Gute Durchschnittsernte in Hessen


Die aktuelle Getreideernte in Hessen liegt nach dem Einbruch 2018 wieder auf dem Niveau „normaler Jahre“. Der Getreideanbau ist allerdings im Land ausgedehnt worden. 


Wie der Hessische Bauernverband (HBV) anhand von vorläufigen Daten des Statistischen Landesamtes mitteilt, dürfte die Ermtebilanz rund 2,2 Mio. t umfassen, fast 30 Prozent mehr als die dürrebedignte Vorjahresmenge. Den Durchschnitt der vergangenen sechs Jahre dürfte die Ernte um zumindest 100.000 t überschreiten.

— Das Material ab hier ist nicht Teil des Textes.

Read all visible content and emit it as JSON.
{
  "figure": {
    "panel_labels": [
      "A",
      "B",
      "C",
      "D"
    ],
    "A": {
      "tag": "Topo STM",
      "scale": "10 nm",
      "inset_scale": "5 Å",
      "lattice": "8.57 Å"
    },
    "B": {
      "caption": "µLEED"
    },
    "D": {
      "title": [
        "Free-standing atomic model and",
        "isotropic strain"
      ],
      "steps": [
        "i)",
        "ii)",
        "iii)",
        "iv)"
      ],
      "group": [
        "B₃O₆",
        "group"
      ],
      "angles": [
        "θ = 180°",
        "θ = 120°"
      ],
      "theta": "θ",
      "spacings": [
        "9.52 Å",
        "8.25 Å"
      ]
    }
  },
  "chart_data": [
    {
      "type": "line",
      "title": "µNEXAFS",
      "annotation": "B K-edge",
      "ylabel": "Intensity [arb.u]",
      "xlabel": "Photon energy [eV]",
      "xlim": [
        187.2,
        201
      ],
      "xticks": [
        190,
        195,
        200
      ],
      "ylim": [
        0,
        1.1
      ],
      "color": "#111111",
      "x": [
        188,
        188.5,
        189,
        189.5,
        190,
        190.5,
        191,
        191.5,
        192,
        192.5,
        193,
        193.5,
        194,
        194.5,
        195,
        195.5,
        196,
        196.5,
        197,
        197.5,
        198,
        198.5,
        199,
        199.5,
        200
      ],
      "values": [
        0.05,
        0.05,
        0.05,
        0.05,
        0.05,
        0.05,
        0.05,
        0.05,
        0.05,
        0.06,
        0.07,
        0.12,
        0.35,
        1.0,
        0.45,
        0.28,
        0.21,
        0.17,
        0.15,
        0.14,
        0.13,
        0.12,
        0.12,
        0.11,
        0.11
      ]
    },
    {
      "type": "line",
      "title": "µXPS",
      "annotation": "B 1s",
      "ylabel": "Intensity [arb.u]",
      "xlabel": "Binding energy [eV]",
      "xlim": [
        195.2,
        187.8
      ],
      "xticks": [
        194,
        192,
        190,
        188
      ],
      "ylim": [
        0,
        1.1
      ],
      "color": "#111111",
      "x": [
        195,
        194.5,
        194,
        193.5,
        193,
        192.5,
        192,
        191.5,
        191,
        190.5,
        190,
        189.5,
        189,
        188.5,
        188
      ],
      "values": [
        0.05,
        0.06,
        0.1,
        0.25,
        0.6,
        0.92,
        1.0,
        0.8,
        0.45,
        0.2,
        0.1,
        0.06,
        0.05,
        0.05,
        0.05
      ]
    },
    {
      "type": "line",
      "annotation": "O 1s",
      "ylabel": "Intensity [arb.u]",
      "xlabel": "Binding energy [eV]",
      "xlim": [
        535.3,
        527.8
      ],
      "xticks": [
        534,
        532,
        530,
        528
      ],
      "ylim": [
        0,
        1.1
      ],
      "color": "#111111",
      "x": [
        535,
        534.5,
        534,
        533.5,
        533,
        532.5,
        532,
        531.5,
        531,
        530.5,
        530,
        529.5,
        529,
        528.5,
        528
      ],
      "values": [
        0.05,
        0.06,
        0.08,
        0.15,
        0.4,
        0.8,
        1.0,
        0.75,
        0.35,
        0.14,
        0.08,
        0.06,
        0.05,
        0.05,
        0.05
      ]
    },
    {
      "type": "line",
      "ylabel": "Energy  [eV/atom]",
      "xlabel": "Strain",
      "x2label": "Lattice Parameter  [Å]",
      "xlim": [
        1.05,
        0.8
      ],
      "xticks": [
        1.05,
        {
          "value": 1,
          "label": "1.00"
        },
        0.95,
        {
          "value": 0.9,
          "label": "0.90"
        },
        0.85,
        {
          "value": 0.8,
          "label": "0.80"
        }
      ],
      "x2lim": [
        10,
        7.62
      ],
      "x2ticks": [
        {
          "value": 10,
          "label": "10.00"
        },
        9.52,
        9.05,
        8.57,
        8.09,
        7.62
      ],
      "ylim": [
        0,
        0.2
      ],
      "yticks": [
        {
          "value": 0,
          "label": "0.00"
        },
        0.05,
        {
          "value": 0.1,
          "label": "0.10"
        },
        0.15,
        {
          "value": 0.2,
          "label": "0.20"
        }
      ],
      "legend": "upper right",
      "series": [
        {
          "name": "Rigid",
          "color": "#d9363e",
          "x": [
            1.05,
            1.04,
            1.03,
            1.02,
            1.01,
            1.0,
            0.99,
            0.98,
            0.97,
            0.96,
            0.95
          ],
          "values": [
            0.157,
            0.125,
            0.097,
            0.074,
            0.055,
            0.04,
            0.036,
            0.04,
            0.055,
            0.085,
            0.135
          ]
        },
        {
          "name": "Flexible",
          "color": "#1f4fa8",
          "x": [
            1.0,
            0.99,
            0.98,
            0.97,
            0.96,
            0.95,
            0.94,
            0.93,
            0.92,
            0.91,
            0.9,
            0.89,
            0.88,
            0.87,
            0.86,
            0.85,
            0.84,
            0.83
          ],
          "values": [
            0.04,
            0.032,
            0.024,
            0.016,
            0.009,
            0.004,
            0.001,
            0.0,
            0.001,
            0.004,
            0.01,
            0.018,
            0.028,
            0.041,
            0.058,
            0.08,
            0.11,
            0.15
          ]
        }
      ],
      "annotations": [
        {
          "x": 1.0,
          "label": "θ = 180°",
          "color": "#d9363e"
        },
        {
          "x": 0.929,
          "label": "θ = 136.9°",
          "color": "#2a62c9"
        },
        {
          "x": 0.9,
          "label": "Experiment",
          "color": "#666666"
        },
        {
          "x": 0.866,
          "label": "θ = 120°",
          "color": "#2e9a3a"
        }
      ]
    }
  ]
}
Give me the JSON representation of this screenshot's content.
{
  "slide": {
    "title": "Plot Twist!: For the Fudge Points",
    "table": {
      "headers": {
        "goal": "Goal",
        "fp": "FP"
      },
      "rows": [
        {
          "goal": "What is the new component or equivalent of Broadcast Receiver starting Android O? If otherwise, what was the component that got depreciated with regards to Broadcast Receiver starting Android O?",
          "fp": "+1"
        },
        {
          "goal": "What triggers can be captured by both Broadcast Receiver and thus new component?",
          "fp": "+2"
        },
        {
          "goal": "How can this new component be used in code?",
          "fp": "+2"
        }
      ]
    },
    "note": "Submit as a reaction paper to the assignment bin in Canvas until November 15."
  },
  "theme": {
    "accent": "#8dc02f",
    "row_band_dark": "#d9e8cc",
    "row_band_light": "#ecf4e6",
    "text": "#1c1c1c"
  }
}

HBV-Präsident Karsten Schmal wies allerdings darauf hin, dass der Getreideanbau im Vergleich zum Vorjahr um etwa 25.000 ha oder 8,8 Prozent ausgedehnt worden sei. Der durchschnittliche Getreideertrag habe in diesem Jahr schätzungsweise 72 dt/ha erreicht und damit das Vorjahresergebnis um rund 16 Prozent und das langfristige Mittel um 2,2 Prozent übertroffen. Besonders deutlich zugelegt hat laut Schmal die Feldleistung bei der Wintergerste, die mit annähernd 70 dt/ha den Vorjahresertrag klar übertraf, nämlich um 22 Prozent. Winterweizen habe hingegen unter der Hitze und Trockenheit im Juni gelitten und ertragsmäßig mit 79 dt/ha im Landesmittel lediglich um rund 14 Prozent über dem des Vorjahres gelegen.

Mit einem Durchschnittsertrag von 33 dt/ha habe der Winterraps die Erzeuger zum wiederholten Mal enttäuscht, berichtete der HBV-Präsident abschließend. Das Vorjahresergebnis sei zwar leicht übertroffen, der Schnitt der vergangenen sechs Jahre aber um 12 Prozent verfehlt worden. Wenig Anlass zur Freude bieten nach Darstellung des Verbandspräsidenten aktuell auch die Getreide- und Rapspreise. Diese lägen sogar noch um 12 Prozent beziehungsweise 2 Prozent unter den unbefriedigenden Erzeugerpreisen von 2018, hielt Schmal fest.